Israel’s municipal elections will be pushed to January 30, 2024, instead of being held on October 31 as planned, after the Knesset finalized wartime legislation to give voters and municipalities a three-month campaign pause.
The bill passed into law with 17 votes in its third and final reading, with zero against.
The government can order a further delay to February 27, 2024, on recommendation of the Knesset’s Interior Committee and pending Knesset approval. Country-wide municipal elections are held every five years.
Explanatory notes accompanying the law quote a previous High Court of Justice ruling, which says: “The existence of a state of emergency, in which a significant part of the nation is drafted into the army and the other part of the home front is threatened by enemy attacks, is liable to make it difficult to hold a democratic election process that will achieve its main goals.”
The move is one of a host of emergency measures that the Knesset is prioritizing during Israel’s ongoing war with Hamas, triggered by the terror group’s crippling October 7 attack on southern communities, in which over 1,400 were killed in Israel and at least 222 were abducted to the Gaza Strip.
As part of a deal between Prime Minister Benjamin Netanyahu of Likud and emergency government partner Benny Gantz of National Unity, only legislation critical for the war, or approved by both parties, can be advanced by the Knesset until hostilities end.

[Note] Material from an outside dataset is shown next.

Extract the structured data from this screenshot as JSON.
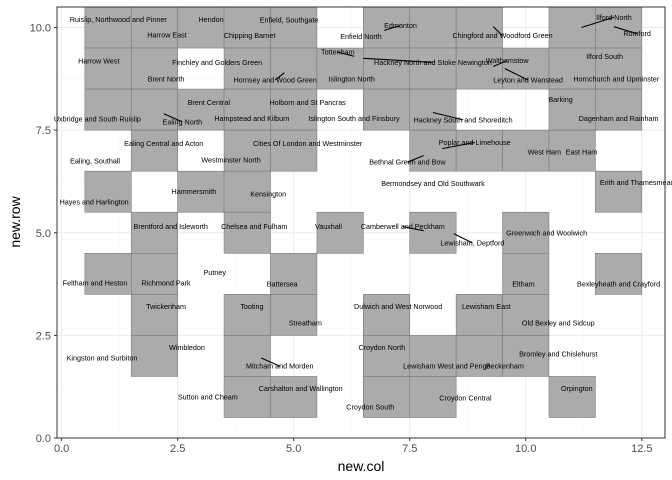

On Sunday, Knesset Speaker Amir Ohana, in coordination with both coalition whip Likud MK Ofir Katz and opposition coordinator MK Merav Ben Ari (Yesh Atid), announced a decision to use parliamentary tools for “wartime issues only,” a radical departure from the use of questionnaires, legislative agenda items, and public debates to politically grandstand and filibuster — Knesset staples in recent years.
With parliament streamlined for timely wartime responses, the Knesset on Monday also advanced in a preliminary reading a bill to match benefits given to families of people missing or kidnapped by Hamas on October 7 to those given to families of fallen soldiers and victims of terror.
Parliament also cleared in its first reading a bill to ease bureaucratic procedures for approvals to add safe rooms to apartments or shared shelters to apartment buildings. According to the proposal, approval for the latter will be given when 60 percent of apartment owners agree to the construction.
The Knesset also finalized the government’s recommendation to shutter the Public Diplomacy Ministry and transfer its funds to rehabilitating southern communities shattered by Hamas.
Also on Monday, Ohana and Defense Minister Yoav Gallant announced the Defense Ministry’s intention to work toward recognizing same-sex partners of fallen soldiers as bereaved family members.
The issue has been prominent in Israeli media in recent days, after a counterterror commander was killed and his fiancé, also a male reserve officer, said the military did not treat him as a family member.
The Knesset’s committees are also focusing their effort on wartime response, and the Economic Committee continued on Monday to be the scene of a pitched battle between frustrated citizens and parliamentarians.
Frustration over Finance Minister Bezalel Smotrich’s wartime economic plan boiled over into shouting, as representatives for independent contractors and for towns outside the government’s compensation boundaries accused officials of failing to fulfill their responsibilities.
In particular, citizens and businesses in the city of Ashkelon, which, during the current conflict, continues to hold the title of most rocketed city in Israel, are just outside the seven-kilometer vector line from the Gaza border within which businesses and citizens are entitled to enhanced government support.
A representative from the Finance Ministry’s budget division said that part of the reason the current plan is not offering the breadth of assistance it did during the coronavirus pandemic, such as helping workers temporarily furloughed, was that “most businesses can keep working.”
Smotrich responded to criticism of the government’s economic actions during the war, saying that his plan was a rapid response geared at keeping the economy going.
“The goal is the continuity of the Israeli economy. We want the economy to function as much as possible, even during the war,” the finance minister said, addressing the media ahead of his Religious Zionism party’s faction meeting.
Alluding to public frustration over NIS 14.7 billion ($3.6 billion) in discretionary funds that had been allocated to political interests, Smotrich reiterated that Israel’s 2023-2024 state budget is being reevaluated to support the war effort.
“All of the priorities in the budget are changing in light of the war,” he said.
In addition to Monday’s Economic Committee hearings, the government has faced widespread criticism that it has been too slow to respond, as the economy shows signs of strain due to the war, and that it has left many citizens without support.